Akala: I’m here cause I need some sanity. I think I might loose it one of these few days.
Artemina: What is it that’s bothering you?
Akala: I’m in an abusive and toxic relationship with someone close to me.
Artemina: Why don’t you leave or try changing directions?
Akala: I tried leaving but she caught wind of it. She slashed my braking lines. I was exiting the freeway when I tried stomping on the breaks and I noticed that they weren’t receptive. I crashed. I didn’t die as you can see. My car was written off. A month ago I had an argument with her and she slashed my shoulder right here with a knife.
Artemina: Have you tried to talk to her, open up and let her know that whatever she’s doing is wrong? Does she have a clue that you’re having the fun of your life in a hospital while gawking at the nurses ass each time they visit your room?
Akala: Nope no one knows, not my parents, siblings, colleagues nor her. I just want to start afresh. I know your report is the final one which would give me a clean bill before they can let me out. See doctor, the problem is about me not getting discharged. It’s about me going back to face my demon in the house.
Artemina: Well, I suggest you move as far away as possible. Change identities and everything. Start afresh.
Akala: But how now?
Artemina: You do know that you’d be discharged tomorrow. Why don’t you report the abuses to the higher ups?
Akala: The problem is that no one would believe me that I’m being harrased. Society looks down upon a man who says that he has or was being harassed. Harassment doctor here comes in many ways. At times my seed would be harvested without my consent. And there for it is medically hard to prove that sex was unwanted. I got no scars to show on my penis. Our judicial system is wired to unfavor cases of men calling out for any type of harrasment as we are always viewed as the villain. When she cut my shoulder she was the one who screamed. How doctor could I get myself out of that one?

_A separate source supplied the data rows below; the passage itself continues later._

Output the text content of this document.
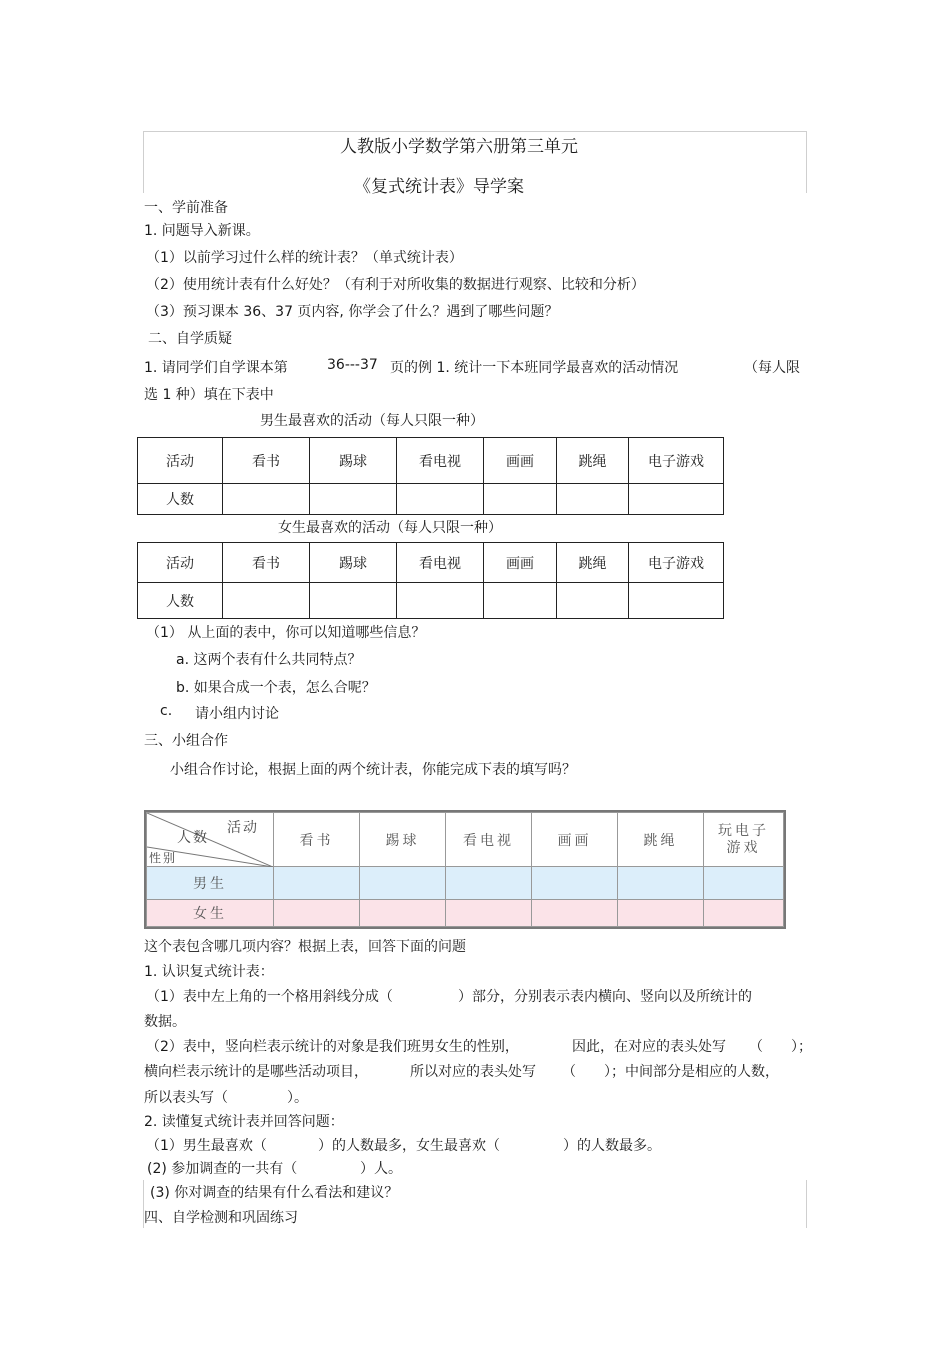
人教版小学数学第六册第三单元
《复式统计表》导学案
一、学前准备
1. 问题导入新课。
（1）以前学习过什么样的统计表？（单式统计表）
（2）使用统计表有什么好处？（有利于对所收集的数据进行观察、比较和分析）
（3）预习课本 36、37 页内容, 你学会了什么？遇到了哪些问题？
二、自学质疑
1. 请同学们自学课本第	36---37 页的例 1. 统计一下本班同学最喜欢的活动情况	（每人限
选 1 种）填在下表中
男生最喜欢的活动（每人只限一种）
活动	看书	踢球	看电视	画画	跳绳	电子游戏
人数						
女生最喜欢的活动（每人只限一种）
活动	看书	踢球	看电视	画画	跳绳	电子游戏
人数						
（1） 从上面的表中，你可以知道哪些信息？
a. 这两个表有什么共同特点？
b. 如果合成一个表，怎么合呢？
c. 请小组内讨论
三、小组合作
小组合作讨论，根据上面的两个统计表，你能完成下表的填写吗？
活动
人数
性别	看书	踢球	看电视	画画	跳绳	玩电子游戏
男生						
女生						
这个表包含哪几项内容？根据上表，回答下面的问题
1. 认识复式统计表：
（1）表中左上角的一个格用斜线分成（	）部分，分别表示表内横向、竖向以及所统计的
数据。
（2）表中，竖向栏表示统计的对象是我们班男女生的性别，	因此，在对应的表头处写 （　　）；
横向栏表示统计的是哪些活动项目，	所以对应的表头处写 （　　）；中间部分是相应的人数，
所以表头写（	）。
2. 读懂复式统计表并回答问题：
（1）男生最喜欢（	）的人数最多，女生最喜欢（	）的人数最多。
(2) 参加调查的一共有（	）人。
(3) 你对调查的结果有什么看法和建议？
四、自学检测和巩固练习
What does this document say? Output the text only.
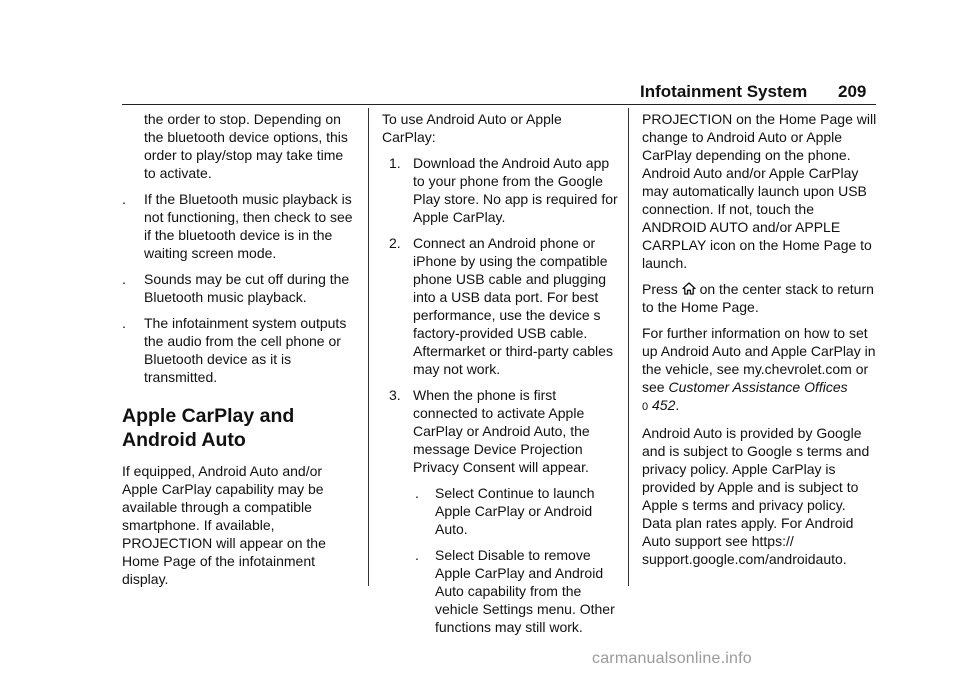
Infotainment System 209

the order to stop. Depending on the bluetooth device options, this order to play/stop may take time to activate.

. If the Bluetooth music playback is not functioning, then check to see if the bluetooth device is in the waiting screen mode.
. Sounds may be cut off during the Bluetooth music playback.
. The infotainment system outputs the audio from the cell phone or Bluetooth device as it is transmitted.
Apple CarPlay and
Android Auto

If equipped, Android Auto and/or Apple CarPlay capability may be available through a compatible smartphone. If available, PROJECTION will appear on the Home Page of the infotainment display.

To use Android Auto or Apple CarPlay:

1. Download the Android Auto app to your phone from the Google Play store. No app is required for Apple CarPlay.
2. Connect an Android phone or iPhone by using the compatible phone USB cable and plugging into a USB data port. For best performance, use the device s factory-provided USB cable. Aftermarket or third-party cables may not work.
3. When the phone is first connected to activate Apple CarPlay or Android Auto, the message Device Projection Privacy Consent will appear.
. Select Continue to launch Apple CarPlay or Android Auto.
. Select Disable to remove Apple CarPlay and Android Auto capability from the vehicle Settings menu. Other functions may still work.

PROJECTION on the Home Page will change to Android Auto or Apple CarPlay depending on the phone. Android Auto and/or Apple CarPlay may automatically launch upon USB connection. If not, touch the ANDROID AUTO and/or APPLE CARPLAY icon on the Home Page to launch.

Press on the center stack to return to the Home Page.

For further information on how to set up Android Auto and Apple CarPlay in the vehicle, see my.chevrolet.com or see Customer Assistance Offices
0 452.

Android Auto is provided by Google and is subject to Google s terms and privacy policy. Apple CarPlay is provided by Apple and is subject to Apple s terms and privacy policy. Data plan rates apply. For Android Auto support see https:// support.google.com/androidauto.

carmanualsonline.info
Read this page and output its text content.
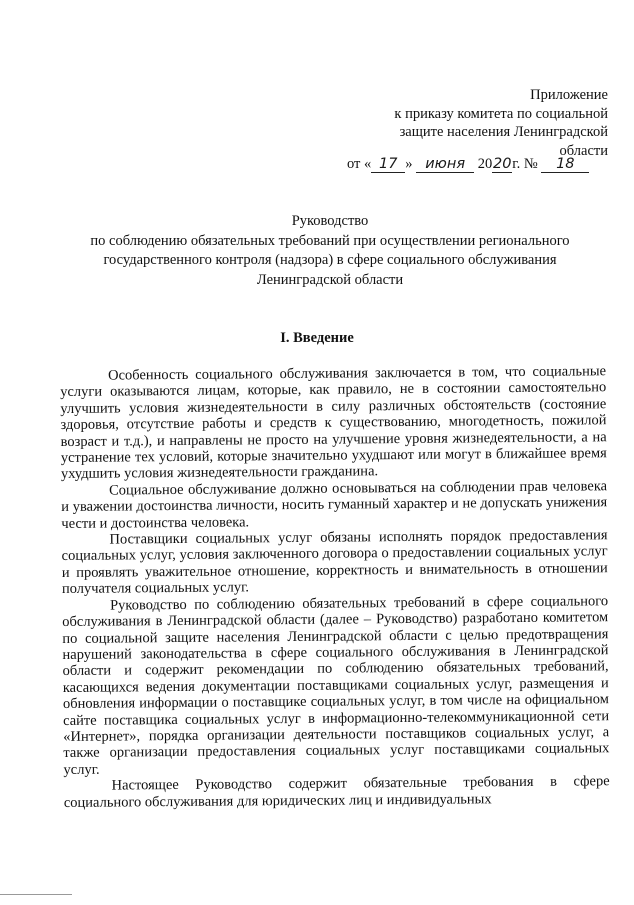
Приложение
к приказу комитета по социальной
защите населения Ленинградской
области
от « 17 » июня 2020г. № 18
Руководство
по соблюдению обязательных требований при осуществлении регионального
государственного контроля (надзора) в сфере социального обслуживания
Ленинградской области
I. Введение

Особенность социального обслуживания заключается в том, что социальные услуги оказываются лицам, которые, как правило, не в состоянии самостоятельно улучшить условия жизнедеятельности в силу различных обстоятельств (состояние здоровья, отсутствие работы и средств к существованию, многодетность, пожилой возраст и т.д.), и направлены не просто на улучшение уровня жизнедеятельности, а на устранение тех условий, которые значительно ухудшают или могут в ближайшее время ухудшить условия жизнедеятельности гражданина.

Социальное обслуживание должно основываться на соблюдении прав человека и уважении достоинства личности, носить гуманный характер и не допускать унижения чести и достоинства человека.

Поставщики социальных услуг обязаны исполнять порядок предоставления социальных услуг, условия заключенного договора о предоставлении социальных услуг и проявлять уважительное отношение, корректность и внимательность в отношении получателя социальных услуг.

Руководство по соблюдению обязательных требований в сфере социального обслуживания в Ленинградской области (далее – Руководство) разработано комитетом по социальной защите населения Ленинградской области с целью предотвращения нарушений законодательства в сфере социального обслуживания в Ленинградской области и содержит рекомендации по соблюдению обязательных требований, касающихся ведения документации поставщиками социальных услуг, размещения и обновления информации о поставщике социальных услуг, в том числе на официальном сайте поставщика социальных услуг в информационно-телекоммуникационной сети «Интернет», порядка организации деятельности поставщиков социальных услуг, а также организации предоставления социальных услуг поставщиками социальных услуг.

Настоящее Руководство содержит обязательные требования в сфере социального обслуживания для юридических лиц и индивидуальных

Artemina: You’re married? Kids perhaps?
Akala: Traditional marriage. Kids none.
Artemina: Did you report to the police department?
Akala: Our police system is a joke. They are not fully trained and at times unwilling to handle cases of male harassment.
Artemina: Do you have bad dreams, migraines perhaps?
Akala: I do, each night I’m thrown into a vast prison with her ilk who do all types of bad shit.
Artemina: I’ll give you some depressants for now to calm your nerves. I’ll help you get out of the hole you are in. I have to go now.
Akala: Anytime doctor, thank you.
Artemina: Akala, one more thing. They say only milk and juice comes in two litres.
Akala: I guess that’s the only thing left that’s separating me from self destruction.
I, Akala Kudzu son of the soil wants to get as far away as possible from the 88,000 acres of bad shit that is about to happen and boy I know she won’t go down without a fight.
War is here.
Ps: I’m off writing till 7th of January. Have a Merry Christmas and a Happy New Year.